その様子に苦笑しつつ、アイラは白い本を開いてみようとするが――開かない。
「ふん――はっ――ひゃっ――あんっ――」
上のメイド達には決して見せられないような表情で、渾身の力で開こうとするが――。
「ぷはっ――全然開かないわ。どうなってるのかしら」
『バカヤロー。そんなの鍵掛かってるに決まってるだろ』
「確かに。
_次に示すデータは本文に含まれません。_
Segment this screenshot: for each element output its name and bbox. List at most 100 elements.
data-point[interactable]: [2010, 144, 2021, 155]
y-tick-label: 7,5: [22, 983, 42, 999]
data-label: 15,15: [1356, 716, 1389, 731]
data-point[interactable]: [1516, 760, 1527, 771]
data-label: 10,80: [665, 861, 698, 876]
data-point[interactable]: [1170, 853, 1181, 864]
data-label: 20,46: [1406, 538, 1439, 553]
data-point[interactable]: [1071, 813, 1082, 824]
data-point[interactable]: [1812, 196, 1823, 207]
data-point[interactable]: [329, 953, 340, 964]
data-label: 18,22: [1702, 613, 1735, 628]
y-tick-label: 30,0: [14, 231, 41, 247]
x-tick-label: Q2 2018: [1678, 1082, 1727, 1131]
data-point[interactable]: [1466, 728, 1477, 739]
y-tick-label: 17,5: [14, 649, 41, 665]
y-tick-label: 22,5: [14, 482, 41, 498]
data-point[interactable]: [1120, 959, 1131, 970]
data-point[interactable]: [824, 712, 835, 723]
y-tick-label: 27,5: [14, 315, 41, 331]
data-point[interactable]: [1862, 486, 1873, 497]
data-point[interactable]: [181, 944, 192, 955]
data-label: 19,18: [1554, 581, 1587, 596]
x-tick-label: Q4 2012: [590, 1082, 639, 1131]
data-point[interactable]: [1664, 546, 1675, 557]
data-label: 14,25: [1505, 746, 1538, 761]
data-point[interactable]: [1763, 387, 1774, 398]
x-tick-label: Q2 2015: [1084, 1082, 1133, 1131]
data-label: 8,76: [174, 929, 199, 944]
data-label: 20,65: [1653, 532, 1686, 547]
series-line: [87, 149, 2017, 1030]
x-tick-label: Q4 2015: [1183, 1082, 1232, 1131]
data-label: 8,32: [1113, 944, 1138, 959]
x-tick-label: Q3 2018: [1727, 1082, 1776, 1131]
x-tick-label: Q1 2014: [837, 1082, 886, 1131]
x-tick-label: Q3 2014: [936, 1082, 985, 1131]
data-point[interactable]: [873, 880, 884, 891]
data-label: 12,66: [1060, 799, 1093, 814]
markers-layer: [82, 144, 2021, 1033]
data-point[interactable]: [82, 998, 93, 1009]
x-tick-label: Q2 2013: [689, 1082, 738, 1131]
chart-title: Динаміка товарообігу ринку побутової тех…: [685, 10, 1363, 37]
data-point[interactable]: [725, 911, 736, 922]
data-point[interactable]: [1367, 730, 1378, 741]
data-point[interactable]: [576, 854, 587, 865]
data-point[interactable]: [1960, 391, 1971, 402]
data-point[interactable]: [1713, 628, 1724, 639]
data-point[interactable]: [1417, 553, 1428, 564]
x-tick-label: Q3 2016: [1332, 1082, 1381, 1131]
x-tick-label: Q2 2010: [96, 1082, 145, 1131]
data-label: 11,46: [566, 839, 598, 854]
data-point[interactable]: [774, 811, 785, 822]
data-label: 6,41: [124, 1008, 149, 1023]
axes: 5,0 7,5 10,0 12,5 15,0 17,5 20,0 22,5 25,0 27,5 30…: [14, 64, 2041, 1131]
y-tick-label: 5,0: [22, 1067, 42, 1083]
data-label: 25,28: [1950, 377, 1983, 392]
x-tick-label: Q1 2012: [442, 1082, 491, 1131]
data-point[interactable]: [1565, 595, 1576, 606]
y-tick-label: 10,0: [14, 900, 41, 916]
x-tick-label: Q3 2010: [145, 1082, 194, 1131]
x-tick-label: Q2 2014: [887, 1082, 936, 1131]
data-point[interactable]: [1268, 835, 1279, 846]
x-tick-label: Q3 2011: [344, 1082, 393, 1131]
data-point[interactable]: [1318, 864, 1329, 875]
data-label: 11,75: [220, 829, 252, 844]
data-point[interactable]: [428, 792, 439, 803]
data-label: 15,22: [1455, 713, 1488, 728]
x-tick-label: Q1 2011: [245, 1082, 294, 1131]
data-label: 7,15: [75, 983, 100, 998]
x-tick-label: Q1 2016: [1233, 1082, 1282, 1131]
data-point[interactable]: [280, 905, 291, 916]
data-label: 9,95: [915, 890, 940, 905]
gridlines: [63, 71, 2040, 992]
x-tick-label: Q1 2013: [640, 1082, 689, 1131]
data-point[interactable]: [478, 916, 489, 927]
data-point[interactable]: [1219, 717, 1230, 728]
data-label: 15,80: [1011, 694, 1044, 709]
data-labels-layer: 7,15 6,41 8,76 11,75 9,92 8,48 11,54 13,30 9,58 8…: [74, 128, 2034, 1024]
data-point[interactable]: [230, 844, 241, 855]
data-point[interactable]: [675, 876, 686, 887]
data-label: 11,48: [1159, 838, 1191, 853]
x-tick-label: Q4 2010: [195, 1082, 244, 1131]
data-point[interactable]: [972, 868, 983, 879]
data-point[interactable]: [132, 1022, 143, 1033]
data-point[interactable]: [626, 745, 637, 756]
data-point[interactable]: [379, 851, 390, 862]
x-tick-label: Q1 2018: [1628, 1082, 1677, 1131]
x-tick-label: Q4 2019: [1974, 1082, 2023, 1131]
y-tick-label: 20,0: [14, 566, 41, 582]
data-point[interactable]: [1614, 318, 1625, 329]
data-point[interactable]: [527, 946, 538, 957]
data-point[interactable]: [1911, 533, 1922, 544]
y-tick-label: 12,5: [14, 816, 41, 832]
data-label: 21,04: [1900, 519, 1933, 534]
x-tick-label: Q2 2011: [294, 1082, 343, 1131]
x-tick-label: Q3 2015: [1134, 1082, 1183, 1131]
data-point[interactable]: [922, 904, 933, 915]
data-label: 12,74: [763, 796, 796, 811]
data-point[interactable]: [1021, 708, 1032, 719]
ただの本じゃないみたいだし、特殊な魔術で鍵掛けてる可能性は高いわね」
『ただの本な訳あるか! 俺様は、最強の術が記された最高峰の、伝説の魔導書だぞ!』
「伝説の魔導書!? それは聞き捨てならないわね……」
「あの、アイラ様――?」
普段のクールな表情とは違い、少し困惑したような顔でオズオズと手を挙げた。
「何?」
「気でも触れましたか?」
気心許した仲とはいえ、あんまりな物言いである。
「いきなり無礼なのはいつもの事だけど、何よ」
「いや、まるで誰かと喋り出したかのように見えまして……」
「…………え」
そこでアイラは、自分が誰かが自然に会話している事に気付いた。
そしてその相手は、当然リーシャではない。
『おいガキッ!』
声は確かに――この本から聞こえてくる。
アイラは恐る恐る表紙を向けると――宝石だと思っていた部分は、人間の瞳のように瞬きをしていた。
『俺様の名はソロ。かの大魔導師ソロ=モーモン様だ。丁重に扱え!』
その言葉を聞き、アイラは思わず、
「気持ち悪ッ!?」
と言って、床に本を勢いよく投げ捨てたのだった。